Durante os anos seguintes, o blend mudou pouco. Em algumas safras, a Cabernet Franc não foi usada (2000 e 2004) e, nas mais recentes (2006 e 2007), acrescentou-se uma ínfima parte de Merlot - cerca de 2% - à mistura das Cabernets e da Carménère.
Notas de groselha, cedro, fumaça, carne assada, combinadas com uma fabulosa textura e opulência, além de taninos suaves e ricos, que sugerem um envelhecimento digno de um grande vinho de Bordeaux, costumam formar o paladar desse novo-clássico chileno, que tão logo nasceu já alcançou um status fenomenal e foi dito como sendo um Grand Cru Classé. Como no Chile não há uma classificação de vinhos oficial - como na região francesa -, ele foi nomeado como "Primer Orden".

BLEND ATUAL É UM
CORTE DE CABERNET SAUVIGNON,
CABERNET FRANC,
MERLOT E "CHILENA" CARMÉNÈRE

Terroir
A região de Puente Alto é reconhecida por oferecer as condições ideais para a Cabernet Sauvignon, tanto que, desde 1987, a Concha y Toro usa as uvas desse terroir para compor o Don Melchor, vinho que homenageia o fundado da vinícola. Na base da Cordilheira do Andes, o solo é pedregoso, o clima frio e os invernos chuvosos. No verão, os dias são quentes e as noites geladas.
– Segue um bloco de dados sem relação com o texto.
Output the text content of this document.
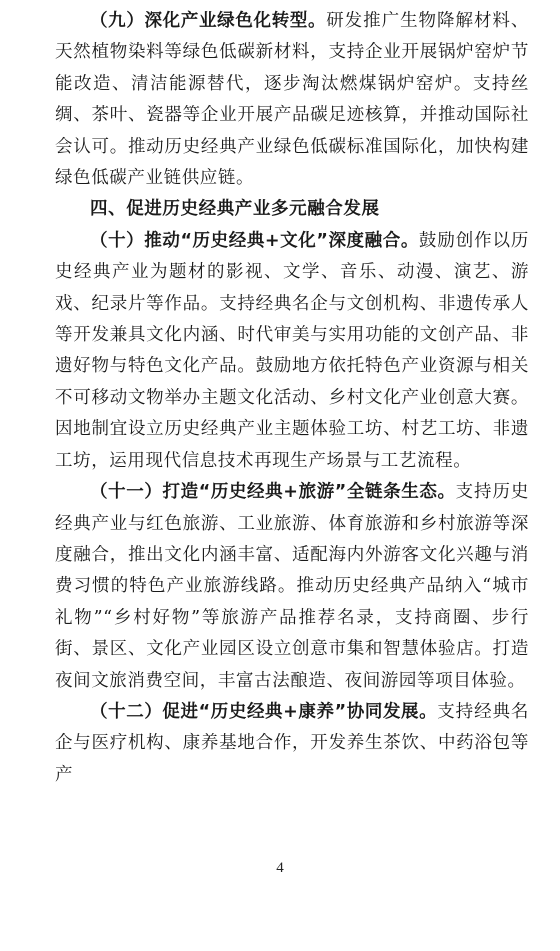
（九）深化产业绿色化转型。研发推广生物降解材料、天然植物染料等绿色低碳新材料，支持企业开展锅炉窑炉节能改造、清洁能源替代，逐步淘汰燃煤锅炉窑炉。支持丝绸、茶叶、瓷器等企业开展产品碳足迹核算，并推动国际社会认可。推动历史经典产业绿色低碳标准国际化，加快构建绿色低碳产业链供应链。

四、促进历史经典产业多元融合发展

（十）推动“历史经典+文化”深度融合。鼓励创作以历史经典产业为题材的影视、文学、音乐、动漫、演艺、游戏、纪录片等作品。支持经典名企与文创机构、非遗传承人等开发兼具文化内涵、时代审美与实用功能的文创产品、非遗好物与特色文化产品。鼓励地方依托特色产业资源与相关不可移动文物举办主题文化活动、乡村文化产业创意大赛。因地制宜设立历史经典产业主题体验工坊、村艺工坊、非遗工坊，运用现代信息技术再现生产场景与工艺流程。

（十一）打造“历史经典+旅游”全链条生态。支持历史经典产业与红色旅游、工业旅游、体育旅游和乡村旅游等深度融合，推出文化内涵丰富、适配海内外游客文化兴趣与消费习惯的特色产业旅游线路。推动历史经典产品纳入“城市礼物”“乡村好物”等旅游产品推荐名录，支持商圈、步行街、景区、文化产业园区设立创意市集和智慧体验店。打造夜间文旅消费空间，丰富古法酿造、夜间游园等项目体验。

（十二）促进“历史经典+康养”协同发展。支持经典名企与医疗机构、康养基地合作，开发养生茶饮、中药浴包等产

4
A colheita é toda manual e o mosto vinificado em tanques de aço inoxidável. Depois da maceração, o vinho é colocado em barris de carvalho francês novos, em uma grande sala chamada Grand Chai. Eles ficam lá por 10 meses para depois passarem a uma sala de segundo ano de envelhecimento, onde permanecem de seis a oito meses antes de serem finalmente engarrafados. São produzidas de 8 a 12 mil caixas por ano.
Assim como os grandes vinhos de Bordeaux, o Almaviva também é vendido pelo sistema de negociantes. Ele foi o primeiro vinho de fora das denominações bordalesas a ser comercializado dessa maneira no mundo. Sucesso de vendas, este Almaviva, ao contrário do personagem que lhe deu nome, prova que não está aí para brincadeiras.